Cuando uno escribe para satisfacer la inspiración interior del alma, uno da a conocer por lo escrito, aun sin quererlo, hasta la más mínima fibra de su ser y de su pensamiento.

Germaine De Staël

MEMORIAS

viernes, 21 de agosto de 2009

ASI FUE


Hacer el amor contigo es lo más maravilloso que me ha sucedido y ni siquiera tuvimos que tocarnos, no puedo explicar la sensación que invade mi cuerpo y mi mente cada vez que recuerdo ese momento, no todo el mundo puede llegar a tener una experiencia orgásmica con tan sólo una mirada, pero tú, tú lo has logrado.

Y aún así, esa experiencia no sobre pasa aquellos momentos en los que hemos estado desnudos, piel a piel, rosándonos, tocándonos y besándonos hasta morir, esos momentos también han sido excepcionales, pero poco se comparan con la primera vez que hicimos el amor con tan sólo mirarnos, fue una conexión mágica, brillante, no sé cómo explicarla.

Saber que esa conexión de mente y de cuerpo ocurría en aquel lugar, ¡ah!, sentir tus manos en mi cuerpo, percibir el tuyo con las mías, sentir tú boca recorriendo mi piel, hasta el más húmedo rincón, sentir mi cuerpo extasiado de placer, conduciéndome hasta el clímax, exigiéndole a mi boca buscar tu cuerpo y donarte el mismo placer que me hiciste sentir.

Esa experiencia no la cambio, es más la repetimos constantemente, la llevamos por nuevos caminos y la recordamos con cada beso, con cada caricia, cada vez que me estrechas entre tus brazos, el acto sexual es magnífico, desde el más mínimo roce con tintes sensuales y sexuales, hasta el momento en el que caemos en los brazos del otro.
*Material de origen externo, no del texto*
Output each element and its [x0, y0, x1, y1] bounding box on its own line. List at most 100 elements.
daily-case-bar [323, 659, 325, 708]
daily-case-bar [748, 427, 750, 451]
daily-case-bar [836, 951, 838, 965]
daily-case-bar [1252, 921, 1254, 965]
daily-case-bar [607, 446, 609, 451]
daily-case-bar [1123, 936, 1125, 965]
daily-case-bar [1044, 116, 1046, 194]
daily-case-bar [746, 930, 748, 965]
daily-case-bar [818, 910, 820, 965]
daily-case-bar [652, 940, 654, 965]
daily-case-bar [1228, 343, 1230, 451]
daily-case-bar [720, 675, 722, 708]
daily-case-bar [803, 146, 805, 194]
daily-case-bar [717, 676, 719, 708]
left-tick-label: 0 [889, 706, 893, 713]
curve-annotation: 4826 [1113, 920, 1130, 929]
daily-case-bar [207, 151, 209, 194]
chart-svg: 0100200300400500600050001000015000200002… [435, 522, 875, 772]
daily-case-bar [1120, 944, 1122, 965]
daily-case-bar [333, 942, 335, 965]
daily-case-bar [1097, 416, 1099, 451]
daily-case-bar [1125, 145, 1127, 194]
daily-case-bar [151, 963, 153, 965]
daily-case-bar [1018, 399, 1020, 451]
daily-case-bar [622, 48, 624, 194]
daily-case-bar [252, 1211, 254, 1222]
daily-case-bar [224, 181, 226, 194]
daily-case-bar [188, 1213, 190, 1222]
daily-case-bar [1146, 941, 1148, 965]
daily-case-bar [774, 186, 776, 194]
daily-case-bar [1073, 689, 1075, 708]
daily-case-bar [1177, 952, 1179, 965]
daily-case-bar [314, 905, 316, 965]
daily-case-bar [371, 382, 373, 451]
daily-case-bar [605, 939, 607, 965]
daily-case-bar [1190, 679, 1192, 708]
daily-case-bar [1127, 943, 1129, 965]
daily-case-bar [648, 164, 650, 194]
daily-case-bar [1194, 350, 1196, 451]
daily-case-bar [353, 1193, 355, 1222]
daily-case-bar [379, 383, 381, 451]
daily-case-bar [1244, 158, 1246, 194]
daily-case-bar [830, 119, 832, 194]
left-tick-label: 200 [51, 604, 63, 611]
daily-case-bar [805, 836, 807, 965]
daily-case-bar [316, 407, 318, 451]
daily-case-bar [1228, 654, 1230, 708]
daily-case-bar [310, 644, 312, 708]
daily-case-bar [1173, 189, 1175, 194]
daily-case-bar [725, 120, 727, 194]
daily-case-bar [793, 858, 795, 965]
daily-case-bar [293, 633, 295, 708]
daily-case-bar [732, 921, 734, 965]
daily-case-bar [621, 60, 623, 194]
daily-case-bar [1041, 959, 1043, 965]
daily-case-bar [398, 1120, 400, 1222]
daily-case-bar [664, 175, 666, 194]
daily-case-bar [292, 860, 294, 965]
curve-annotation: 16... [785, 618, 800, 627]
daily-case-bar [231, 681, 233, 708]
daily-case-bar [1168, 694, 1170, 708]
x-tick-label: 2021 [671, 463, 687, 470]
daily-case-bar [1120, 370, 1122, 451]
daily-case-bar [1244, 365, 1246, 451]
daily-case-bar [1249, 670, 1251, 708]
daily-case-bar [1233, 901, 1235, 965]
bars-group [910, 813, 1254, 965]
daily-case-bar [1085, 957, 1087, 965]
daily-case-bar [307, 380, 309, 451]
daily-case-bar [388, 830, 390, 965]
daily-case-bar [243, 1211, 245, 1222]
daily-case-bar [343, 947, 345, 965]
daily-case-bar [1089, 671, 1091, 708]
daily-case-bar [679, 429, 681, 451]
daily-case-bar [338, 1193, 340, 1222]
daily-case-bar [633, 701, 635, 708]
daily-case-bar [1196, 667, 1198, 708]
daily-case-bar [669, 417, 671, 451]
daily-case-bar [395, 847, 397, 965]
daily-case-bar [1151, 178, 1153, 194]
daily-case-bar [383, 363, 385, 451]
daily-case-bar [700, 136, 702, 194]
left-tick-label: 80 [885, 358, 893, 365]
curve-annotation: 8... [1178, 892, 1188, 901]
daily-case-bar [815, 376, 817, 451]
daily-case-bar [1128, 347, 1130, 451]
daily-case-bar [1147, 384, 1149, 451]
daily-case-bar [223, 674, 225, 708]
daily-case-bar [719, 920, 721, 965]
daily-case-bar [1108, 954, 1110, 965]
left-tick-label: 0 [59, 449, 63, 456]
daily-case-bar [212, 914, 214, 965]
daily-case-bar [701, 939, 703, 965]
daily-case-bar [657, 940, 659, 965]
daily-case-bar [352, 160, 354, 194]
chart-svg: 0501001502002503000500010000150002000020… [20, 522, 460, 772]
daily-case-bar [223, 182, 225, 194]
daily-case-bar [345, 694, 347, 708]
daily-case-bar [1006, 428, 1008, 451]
Pero a pesar de ello, mi experiencia más maravillosa es el recuerdo que tengo de la primera vez que hicimos el amor tan sólo con la mirada, sé bien que tú también lo sabes, que tú lo recuerdas y que sentiste lo mismo, porque ambos estábamos muy excitados, ambos lo deseábamos y lo reproducíamos en nuestras mentes, esa primera vez, ese mismo día en que nos conocimos, esa misma primera hora, sin ni siquiera tocarnos, sin ni siquiera conocernos totalmente.

Haber hecho el amor ese mismo día que te conocí fue maravilloso, nunca me había pasado algo así y sinceramente no creo que se vuelva a repetir con alguien más, sólo contigo, porque cada vez que te veo recuerdo esa experiencia, y sé que a pesar de que repetimos constantemente el acto sexual, ese acto de amor se encuentra en el aire, que cada vez que nos vemos, en nuestra primera mirada ya estamos experimentando un placer infinito.

Tu cuerpo desnudo junto al mío en nada se compara con tus ojos postrados en los míos, tus manos incrustadas en mi más íntima reminiscencia no me causan tanto placer como esa mirada hundida en mis pensamientos y finalmente sé que te extasías más de mí cuando sonrío coquetamente invitándote a hacer el amor tan sólo con la mirada.